12 ene 2004

Sure, Silliman is closing in on 100,000 visitors to his blog. But at least 700 of those visitors have been named Jonathan Mayhew.
Even within my own tradition of writing, I am only truly compelled by maybe about 20% of what I read. Many writers I ought to admire are forbidden to me. This is as it should be. Someone else will take care of the other 80%. (Ron Silliman, for example.) I've decided to stop worrying about my limitations as a reader. I will go to readings and applaud the poets I don't "get." I won't go out of my way to dismiss their work, usually.
Octopus Magazine - Issue 02, in case you missed the BAP face-off the first time around.
Number 1000.

11 ene 2004

Dale Smith and Kent Johnson in Beatnik Bob's café at the City Museum in St. Louis last night. In attendance were Jonathan Mayhew, David Hess, Aaron Belz (series organizer), and Gabriel Gudding, and others whose names I didn't catch. We all went down the slide to the ground floor afterwards and had a drink by a fire in the funky setting of the Cabin Inn. Kent read first, only four poems. Two about the Iraq that I had read before and a discomfiting poem dedicated to Aaron. (Discomfiting to Aaron I'm sure!) Then a piece from Yasusada. His style of reading is quite effective.
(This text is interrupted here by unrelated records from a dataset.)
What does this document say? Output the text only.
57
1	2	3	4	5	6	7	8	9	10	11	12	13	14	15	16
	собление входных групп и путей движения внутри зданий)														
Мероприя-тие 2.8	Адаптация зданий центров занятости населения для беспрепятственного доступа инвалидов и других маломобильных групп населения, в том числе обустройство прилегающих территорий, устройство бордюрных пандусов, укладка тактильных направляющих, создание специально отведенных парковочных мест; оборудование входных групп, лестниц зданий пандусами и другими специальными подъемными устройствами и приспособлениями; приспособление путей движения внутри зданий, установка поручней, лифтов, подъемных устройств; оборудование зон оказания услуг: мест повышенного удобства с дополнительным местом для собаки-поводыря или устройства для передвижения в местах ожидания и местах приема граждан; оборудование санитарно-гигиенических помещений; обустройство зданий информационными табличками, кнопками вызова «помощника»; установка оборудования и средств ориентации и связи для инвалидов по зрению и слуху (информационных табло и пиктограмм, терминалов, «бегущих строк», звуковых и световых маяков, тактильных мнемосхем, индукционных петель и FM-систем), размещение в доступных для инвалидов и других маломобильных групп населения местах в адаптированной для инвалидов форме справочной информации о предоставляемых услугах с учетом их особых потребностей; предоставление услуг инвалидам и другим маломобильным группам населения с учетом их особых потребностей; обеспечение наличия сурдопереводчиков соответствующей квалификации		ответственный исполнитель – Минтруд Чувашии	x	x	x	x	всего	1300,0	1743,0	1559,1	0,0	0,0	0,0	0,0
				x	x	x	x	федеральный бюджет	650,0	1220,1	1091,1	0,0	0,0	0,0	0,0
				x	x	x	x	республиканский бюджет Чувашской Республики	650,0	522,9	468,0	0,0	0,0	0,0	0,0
Dale read some aphorisms at the end that I especially liked. He had recently been in Lawrence with Ken Irby and Lee Chapman. Gabe snapped some pictures of readers and audience members that might appear on his blog in a bit. David told us about his operation (don't ask, don't tell).

9 ene 2004

From unpleasant event by way of equanimity:

"I too am a first-time reader of her work [Niedecker]. My first impression was of flat haiku-ish minimalism, which tends to leave me with a "so much depends" shrug."

My first impression of this sentences leaves me with a "fuck off you dilletante asshole idiot, who are you to use a William Carlos Williams line as an inflammatory, adjectival" shrug.

8 ene 2004

So the dogmatic person would be the one who says: "I happen to like Linda Pastan, but I refuse to say why or have my preferences questioned. It's just my personal taste." Like Fish's notorious "interpretive communities." Every individual ends up being a community of one. There can be no dialogue because once there is disagreement the community splits into two.

The fallacy of taste as a matter of individual preferences. Surely taste is social rather than individual! But I'm sure I've already said that on this blog.
Is it "dogmatic" to defend a particular point of view? To engage in spirited debate? I would think this the opposite of dogmatic. Yet when I want to engage others in debate, as opposed to maintaining a sort of easy-going, anything-goes posture, I am accused of this. Why should someone feel threatened when his "taste" is under question? If you can't defend your taste, you aren't "entitled" to it.

For some reason, I am also accused sometimes of looking down on popular culture. I love popular culture. I also love elite culture. I'm not too crazy about a lot in the middle range, it's true. Give me Clint Eastwood over Merchant-Ivory any day.

7 ene 2004

The phrase Le neveu de Silliman is not Spanish but French. In Spanish it would be "El sobrino de Silliman."
I mustn't forget to go see Dale Smith and Kent Johnson at the City Museum on Saturday. If you're in St. Louis I'll see you there. Then it's off to Kansas on Sunday. Then back in St. Louis. Then back in Kansas, etc...
I somehow missed running into Tim Yu at the MLA. It would have been good to meet him.
More MLA notes:

I had some high quality conversation at the MLA with Kasey and Michael (Magee). We had some coffee after the Marjorie Perloff session on metonymy was cancelled. Others I met in San Diego and might not have mentioned yet were David Larsen, Patrick Durgin, Walter Lew, and Juliana Spahr. Nick Lolordo is an intense, brilliant guy; we talked after the mega-reading and again after the Haryette Mullen reading/q and a the night after. I really enjoyed the Mullen event, by the way. She combines low-brow and high-brow sensibilities in a refreshing way that by-passes the middle.

I really liked the poem Joshua Clover read at the mega-reading at the art museum. Members of the audience, including David Larsen and Brent Cunningham, read contrapuntal voices in a totally unexpected way. Antin and Rothenberg did not impress me much in this setting. I maybe expected a more "performative" dimension to their reading.

Thankfully noone from the bloggers came to my own session. I don't think it went well at all, since the point I was trying to get across was interpreted in more simplistic terms. Not that I was saying anything all that complex! I realize my understanding of Spanish poetry is way "out there," compared to that of anyone/everyone else. I was critiquing certain aspects of the high/late modernist movement in contemporary Spain. I contextualized it by saying that I identified with the fundamental tenets of the movement. What some people came away with was this contextualization, not the imbedded critique.

6 ene 2004

Apparently what I missed was Gary and Nada's engagement. Congratulations to them.
I'm back. Happy new year to all. What have I missed?